MALAYSIA Tanah Tumpah Darahku



10 APRIL 2024

Friday, April 29, 2011

‘Review ties with Pairin and gang’

The continued support of Sabah BN partners – PBS, Upko and PBRS – for Umno means that non-Muslim natives are being 'herded into museums', says DAP.

KOTA KINABALU: It is imperative that Sabahans re-evaluate their relationship with the state Barisan Nasional (BN) coalition partners which have betrayed them.

Citing Joseph Pairin Kitingan-led Parti Bersatu Sabah (PBS) and its splinter groups –Upko (United Pasokmomogun Kadazandusun Murut Organisation) and PBRS (Parti Bersatu Rakyat Sabah) – state DAP said these ruling partners were no longer the “peoples’ parties”.

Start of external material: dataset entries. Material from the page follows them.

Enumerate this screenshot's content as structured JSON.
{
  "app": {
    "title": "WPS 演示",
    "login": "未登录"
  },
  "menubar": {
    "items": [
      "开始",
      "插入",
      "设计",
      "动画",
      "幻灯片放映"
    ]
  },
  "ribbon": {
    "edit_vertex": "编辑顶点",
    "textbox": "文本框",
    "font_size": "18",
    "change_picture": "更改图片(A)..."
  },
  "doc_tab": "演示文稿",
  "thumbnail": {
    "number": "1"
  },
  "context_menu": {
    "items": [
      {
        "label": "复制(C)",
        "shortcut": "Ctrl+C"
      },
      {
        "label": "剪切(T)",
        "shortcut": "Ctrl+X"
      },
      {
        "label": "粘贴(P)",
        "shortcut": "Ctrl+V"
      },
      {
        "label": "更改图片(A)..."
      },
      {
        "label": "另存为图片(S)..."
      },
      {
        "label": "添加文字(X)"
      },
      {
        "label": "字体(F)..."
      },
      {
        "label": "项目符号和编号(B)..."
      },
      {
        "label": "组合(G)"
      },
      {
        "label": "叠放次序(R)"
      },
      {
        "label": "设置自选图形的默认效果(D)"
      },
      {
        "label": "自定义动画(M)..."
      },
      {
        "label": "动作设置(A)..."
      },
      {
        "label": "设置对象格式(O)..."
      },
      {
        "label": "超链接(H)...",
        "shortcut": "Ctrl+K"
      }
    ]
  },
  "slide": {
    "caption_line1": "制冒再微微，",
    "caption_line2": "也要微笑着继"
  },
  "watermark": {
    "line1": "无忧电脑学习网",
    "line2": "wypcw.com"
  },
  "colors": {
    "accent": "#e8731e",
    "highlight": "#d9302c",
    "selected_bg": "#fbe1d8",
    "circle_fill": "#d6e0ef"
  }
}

“PBS, Upko and PBRS are no longer the peoples’ parties. They have now evolved into props for Umno and BN, ” Sabah DAP secretary Dr Edwin Bosi said.
While welcoming the concern expressed by a BN state representative over the increase in the population of foreigners in the state, Bosi warned that by supporting Umno through these parties, the non-Muslim natives would slowly lose their identity.

“These leaders (from PBS, Upko and PBRS) will not dare to offend Umno nor will they dare to demand equal rights as natives of this land.

“They are herding their supporters to the museum and archives. This is where the non-Muslim natives of Sabah will have a place in history,” he said.

Bosi was commenting on the National Statistics Department’s figures that showed that the population of Sabah as of 2010 was 3.1 million.

Abrupt surge

Elopura assemblyman Au Kam Wah recently quoted these statistics when expressing concern over the increase in the population of foreigners in the state.

Of the 3.1 million, only 1.7 million are Malaysian citizens born in Sabah while the rest (1.4 million) were foreigners born in Sabah, and foreigners issued with passes to stay in the state and Malaysians from other states.

In 1963, there were just over half a million people living in Sabah, a figure below that of neighbouring Sarawak at that time.

However, starting from the 1970s and through into the 1990s, Sabah experienced an extraordinary population explosion registering a growth rate of more than 5% compared with the national average of 2.6%.

The abrupt surge in population was attributed to the systematic legalisation of illegal immigrants with the underlying aim of tilting the balance of power in favour of the Muslim community after it was observed that the combined power of the non-Muslim natives and Chinese led to the downfall of Usno and Berjaya governments.

The state government has not responded to the questions raised by Au, especially on the status of the 641,058 non-Malaysians born in Sabah who are children of Sabahans married to foreigners whose marriages are not registered.